This project explores the use of SQL for efficient data cleaning, showcasing techniques to identify and rectify discrepancies, remove duplicates, and handle missing values. Through SQL, I was able to use different strategies to enhance data integrity and accuracy, laying a solid foundation for reliable data analysis and informed decision-making.
This project conducts exploratory data analysis on a company's human resources dataset using SQL queries. The analysis provides a thorough overview of the company's employee profile and trends. The SQL code can serve as a template for conducting human resources analytics.
This project delves into sentiment analysis of TED Talks, specifically Phil Hansen's "Embrace the Shake" and Vijay Kumar's "Robots that Fly...and Cooperate," using R programming. It employs R packages like tidyverse for data manipulation, tidytext for text mining, and ggplot2 for visualization, following a workflow of data cleaning, tokenization, stop word removal, word frequency, and sentiment analysis to compare the emotional and thematic content of overcoming personal adversity versus technological innovation in robotics
This project showcases how I was able to utilise R programming to create a predictive model. The goal is to analyse Alzheimer's disease-related features and develop a model to predict dementia status. Analysis conducted includes data cleaning and preprocessing, exploratory data analysis and visualisation, summary statistics, correlation analysis, K-means clustering, feature selection using wrapper methods, and Logistic regression modelling with cross-validation.
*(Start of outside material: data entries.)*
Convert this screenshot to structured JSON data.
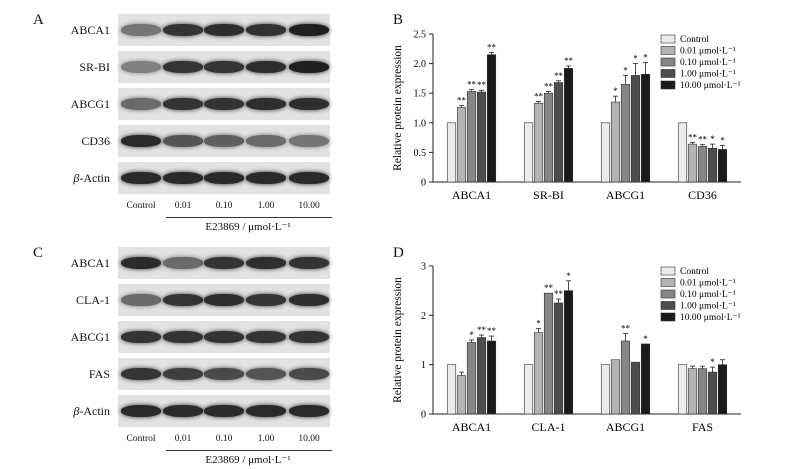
{
  "panels": {
    "A": "A",
    "B": "B",
    "C": "C",
    "D": "D"
  },
  "blot_top": {
    "rows": [
      {
        "pre": "",
        "label": "ABCA1",
        "italic": false,
        "intensity": [
          0.55,
          0.85,
          0.88,
          0.86,
          0.95
        ]
      },
      {
        "pre": "",
        "label": "SR-BI",
        "italic": false,
        "intensity": [
          0.5,
          0.85,
          0.85,
          0.88,
          0.95
        ]
      },
      {
        "pre": "",
        "label": "ABCG1",
        "italic": false,
        "intensity": [
          0.6,
          0.85,
          0.85,
          0.88,
          0.88
        ]
      },
      {
        "pre": "",
        "label": "CD36",
        "italic": false,
        "intensity": [
          0.9,
          0.7,
          0.65,
          0.6,
          0.55
        ]
      },
      {
        "pre": "β",
        "label": "-Actin",
        "italic": true,
        "intensity": [
          0.9,
          0.9,
          0.9,
          0.9,
          0.9
        ]
      }
    ],
    "lanes": [
      "Control",
      "0.01",
      "0.10",
      "1.00",
      "10.00"
    ],
    "unit": "E23869 / μmol·L⁻¹"
  },
  "blot_bottom": {
    "rows": [
      {
        "pre": "",
        "label": "ABCA1",
        "italic": false,
        "intensity": [
          0.9,
          0.6,
          0.85,
          0.88,
          0.85
        ]
      },
      {
        "pre": "",
        "label": "CLA-1",
        "italic": false,
        "intensity": [
          0.6,
          0.85,
          0.88,
          0.85,
          0.88
        ]
      },
      {
        "pre": "",
        "label": "ABCG1",
        "italic": false,
        "intensity": [
          0.85,
          0.85,
          0.85,
          0.85,
          0.85
        ]
      },
      {
        "pre": "",
        "label": "FAS",
        "italic": false,
        "intensity": [
          0.85,
          0.8,
          0.75,
          0.7,
          0.75
        ]
      },
      {
        "pre": "β",
        "label": "-Actin",
        "italic": true,
        "intensity": [
          0.9,
          0.9,
          0.9,
          0.9,
          0.9
        ]
      }
    ],
    "lanes": [
      "Control",
      "0.01",
      "0.10",
      "1.00",
      "10.00"
    ],
    "unit": "E23869 / μmol·L⁻¹"
  },
  "chart_data": [
    {
      "type": "bar",
      "panel": "B",
      "ylabel": "Relative protein expression",
      "ylim": [
        0,
        2.5
      ],
      "yticks": [
        "0",
        "0.5",
        "1.0",
        "1.5",
        "2.0",
        "2.5"
      ],
      "categories": [
        "ABCA1",
        "SR-BI",
        "ABCG1",
        "CD36"
      ],
      "legend": [
        "Control",
        "0.01 μmol·L⁻¹",
        "0.10 μmol·L⁻¹",
        "1.00 μmol·L⁻¹",
        "10.00 μmol·L⁻¹"
      ],
      "legend_position": "top-right",
      "colors": [
        "#ebebeb",
        "#b3b3b3",
        "#868686",
        "#4d4d4d",
        "#1a1a1a"
      ],
      "series": [
        {
          "name": "Control",
          "values": [
            1.0,
            1.0,
            1.0,
            1.0
          ],
          "errors": [
            0,
            0,
            0,
            0
          ],
          "sig": [
            "",
            "",
            "",
            ""
          ]
        },
        {
          "name": "0.01 μmol·L⁻¹",
          "values": [
            1.26,
            1.33,
            1.35,
            0.64
          ],
          "errors": [
            0.03,
            0.03,
            0.1,
            0.03
          ],
          "sig": [
            "**",
            "**",
            "*",
            "**"
          ]
        },
        {
          "name": "0.10 μmol·L⁻¹",
          "values": [
            1.53,
            1.5,
            1.65,
            0.6
          ],
          "errors": [
            0.03,
            0.03,
            0.15,
            0.03
          ],
          "sig": [
            "**",
            "**",
            "*",
            "**"
          ]
        },
        {
          "name": "1.00 μmol·L⁻¹",
          "values": [
            1.52,
            1.68,
            1.8,
            0.57
          ],
          "errors": [
            0.03,
            0.03,
            0.2,
            0.07
          ],
          "sig": [
            "**",
            "**",
            "*",
            "*"
          ]
        },
        {
          "name": "10.00 μmol·L⁻¹",
          "values": [
            2.15,
            1.92,
            1.82,
            0.55
          ],
          "errors": [
            0.04,
            0.04,
            0.2,
            0.07
          ],
          "sig": [
            "**",
            "**",
            "*",
            "*"
          ]
        }
      ]
    },
    {
      "type": "bar",
      "panel": "D",
      "ylabel": "Relative protein expression",
      "ylim": [
        0,
        3
      ],
      "yticks": [
        "0",
        "1",
        "2",
        "3"
      ],
      "categories": [
        "ABCA1",
        "CLA-1",
        "ABCG1",
        "FAS"
      ],
      "legend": [
        "Control",
        "0.01 μmol·L⁻¹",
        "0.10 μmol·L⁻¹",
        "1.00 μmol·L⁻¹",
        "10.00 μmol·L⁻¹"
      ],
      "legend_position": "top-right",
      "colors": [
        "#ebebeb",
        "#b3b3b3",
        "#868686",
        "#4d4d4d",
        "#1a1a1a"
      ],
      "series": [
        {
          "name": "Control",
          "values": [
            1.0,
            1.0,
            1.0,
            1.0
          ],
          "errors": [
            0,
            0,
            0,
            0
          ],
          "sig": [
            "",
            "",
            "",
            ""
          ]
        },
        {
          "name": "0.01 μmol·L⁻¹",
          "values": [
            0.78,
            1.65,
            1.1,
            0.92
          ],
          "errors": [
            0.07,
            0.08,
            0,
            0.05
          ],
          "sig": [
            "",
            "*",
            "",
            ""
          ]
        },
        {
          "name": "0.10 μmol·L⁻¹",
          "values": [
            1.45,
            2.45,
            1.48,
            0.92
          ],
          "errors": [
            0.05,
            0,
            0.15,
            0.05
          ],
          "sig": [
            "*",
            "**",
            "**",
            ""
          ]
        },
        {
          "name": "1.00 μmol·L⁻¹",
          "values": [
            1.55,
            2.25,
            1.05,
            0.85
          ],
          "errors": [
            0.05,
            0.08,
            0,
            0.1
          ],
          "sig": [
            "**",
            "**",
            "",
            "*"
          ]
        },
        {
          "name": "10.00 μmol·L⁻¹",
          "values": [
            1.48,
            2.5,
            1.42,
            1.0
          ],
          "errors": [
            0.1,
            0.2,
            0,
            0.1
          ],
          "sig": [
            "**",
            "*",
            "*",
            ""
          ]
        }
      ]
    }
  ]
}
This project explores the intricate dynamics of contraceptive method choice among Indonesian women, utilising a dataset from the National Indonesia Contraceptive Prevalence Survey. Through rigorous data cleaning, exploratory analysis, and machine learning models such as Logistic regression, Support Vector Machine (SVM) and Decision Trees, the study delves into how demographic and socio-economic factors influence family planning decisions. This comprehensive analysis not only showcases my skills in handling complex datasets using Python and various data science techniques but also offers valuable insights for policymakers aiming to enhance family planning programs.
In this project, I harnessed Power BI to craft detailed visualisations of a bike shop's revenue, profit, orders, and returns, drawing from a comprehensive dataset. Through a series of steps including data transformation, shaping, and the creation of a robust data model, I delved into DAX to perform advanced calculations, culminating in the development of dynamic dashboards and analytical tools that illuminate global trends across timeframes, products, and customer segments, showcasing the practical application of course concepts in real-world data analysis
This Excel project delves into bike purchase data to uncover insights into various customer segments, employing pivot tables and a straightforward dashboard for data visualization. It presents an initial foray into data analysis, setting the stage for more intricate explorations in the future. The project serves as a foundational exercise in harnessing Excel's capabilities for data manipulation and presentation, anticipating further advancements in data modeling and interactive dashboard development.